Proximity relationships in rhodopsin.

Energy transfer was used as a spectroscopic ruler to deduce proximity relationships within bovine rhodopsin in digitonin solution. Rhodopsin was specifically labeled with fluorescent chromophores at three sites. Site A was alkylated by fluorescent derivatives of iodoacetamide. Site B was labeled by fluorescent disulfides, by a disulfide-sulfhydryl interchange reaction. Sites A and B are sulfhydryl residues. Acridine derivatives were tightly bound to site C by noncovalent interactions. The labeled rhodopsins retained their 500-nm absorption band and were regenerable after bleaching, suggesting that the fluorescent probes did not grossly perturb the conformation of the protein. A fluorescent chromophore at one of these sites served as the energy donor, while 11-cis retinal was the energy acceptor.

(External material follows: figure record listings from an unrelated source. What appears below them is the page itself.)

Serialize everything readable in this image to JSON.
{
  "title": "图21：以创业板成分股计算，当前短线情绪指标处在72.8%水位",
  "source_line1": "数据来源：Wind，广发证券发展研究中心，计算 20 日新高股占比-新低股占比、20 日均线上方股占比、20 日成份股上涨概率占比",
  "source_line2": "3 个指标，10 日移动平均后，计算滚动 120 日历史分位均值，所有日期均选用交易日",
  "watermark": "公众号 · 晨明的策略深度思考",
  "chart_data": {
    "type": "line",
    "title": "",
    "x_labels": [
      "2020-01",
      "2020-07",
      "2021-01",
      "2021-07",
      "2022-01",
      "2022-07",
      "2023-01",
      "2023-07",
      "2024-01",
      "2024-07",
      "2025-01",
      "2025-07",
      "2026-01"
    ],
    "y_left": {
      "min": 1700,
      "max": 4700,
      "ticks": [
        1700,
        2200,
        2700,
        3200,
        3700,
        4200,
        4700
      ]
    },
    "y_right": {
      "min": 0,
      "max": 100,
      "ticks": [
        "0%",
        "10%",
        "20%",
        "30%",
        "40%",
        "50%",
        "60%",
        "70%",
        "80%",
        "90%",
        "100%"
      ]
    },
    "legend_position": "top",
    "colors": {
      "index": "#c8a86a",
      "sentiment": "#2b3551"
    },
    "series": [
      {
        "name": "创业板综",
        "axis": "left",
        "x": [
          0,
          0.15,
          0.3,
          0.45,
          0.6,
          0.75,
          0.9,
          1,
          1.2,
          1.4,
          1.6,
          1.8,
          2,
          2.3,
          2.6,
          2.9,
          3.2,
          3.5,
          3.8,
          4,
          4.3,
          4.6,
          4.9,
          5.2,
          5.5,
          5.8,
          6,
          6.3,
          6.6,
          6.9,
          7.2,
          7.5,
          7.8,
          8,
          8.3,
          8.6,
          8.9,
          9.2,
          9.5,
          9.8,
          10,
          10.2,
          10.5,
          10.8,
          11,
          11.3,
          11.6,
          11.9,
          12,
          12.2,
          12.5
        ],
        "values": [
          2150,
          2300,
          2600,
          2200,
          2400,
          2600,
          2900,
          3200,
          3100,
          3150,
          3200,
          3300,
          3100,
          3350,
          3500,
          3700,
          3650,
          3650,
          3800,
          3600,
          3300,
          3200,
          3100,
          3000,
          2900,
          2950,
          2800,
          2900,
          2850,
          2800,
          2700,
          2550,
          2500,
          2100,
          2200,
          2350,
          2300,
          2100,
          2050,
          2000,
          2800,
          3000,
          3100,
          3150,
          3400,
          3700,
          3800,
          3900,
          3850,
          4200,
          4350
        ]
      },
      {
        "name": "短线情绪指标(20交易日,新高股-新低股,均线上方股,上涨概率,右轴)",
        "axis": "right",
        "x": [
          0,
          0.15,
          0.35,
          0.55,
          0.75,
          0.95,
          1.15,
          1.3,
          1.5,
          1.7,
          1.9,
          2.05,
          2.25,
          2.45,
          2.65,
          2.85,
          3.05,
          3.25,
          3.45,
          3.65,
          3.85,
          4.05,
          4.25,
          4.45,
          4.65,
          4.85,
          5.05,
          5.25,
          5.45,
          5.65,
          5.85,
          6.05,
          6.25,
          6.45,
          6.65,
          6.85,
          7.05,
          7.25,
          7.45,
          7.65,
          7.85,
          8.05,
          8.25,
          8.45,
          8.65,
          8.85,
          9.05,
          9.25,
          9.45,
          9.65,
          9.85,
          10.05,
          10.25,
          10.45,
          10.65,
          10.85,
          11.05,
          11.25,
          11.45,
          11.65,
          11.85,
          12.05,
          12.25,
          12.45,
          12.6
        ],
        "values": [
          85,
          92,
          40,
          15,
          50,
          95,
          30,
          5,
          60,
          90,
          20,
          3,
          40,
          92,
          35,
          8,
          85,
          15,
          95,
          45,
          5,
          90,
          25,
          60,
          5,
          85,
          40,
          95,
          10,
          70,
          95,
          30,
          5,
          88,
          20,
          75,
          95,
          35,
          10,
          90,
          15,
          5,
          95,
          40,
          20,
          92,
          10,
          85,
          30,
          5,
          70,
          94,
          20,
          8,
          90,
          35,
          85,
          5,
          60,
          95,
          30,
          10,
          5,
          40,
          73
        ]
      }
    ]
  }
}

The efficiency of singlet-singlet energy transfer was determined from the quantum yield and excited-state lifetime of the donor in the presence and absence of the acceptor. By Förster's theory, the apparent distances between 11-cis retinal and sites A, B, and C were calculated to be 75,55, and 48 A, respectively. Energy transfer measurements on rhodopsin labeled at two of these sites gave these apparent distances: 35 A for A to B, 32 A for A to C, and 30 A for B to C. These energy transfer studies suggest that the rhodopsin molecule has a length of at least 75 A. Thus, the rhodopsin molecule appears to be sufficiently long to traverse the disc membrane. Rhodopsin might act as a light-controlled gate.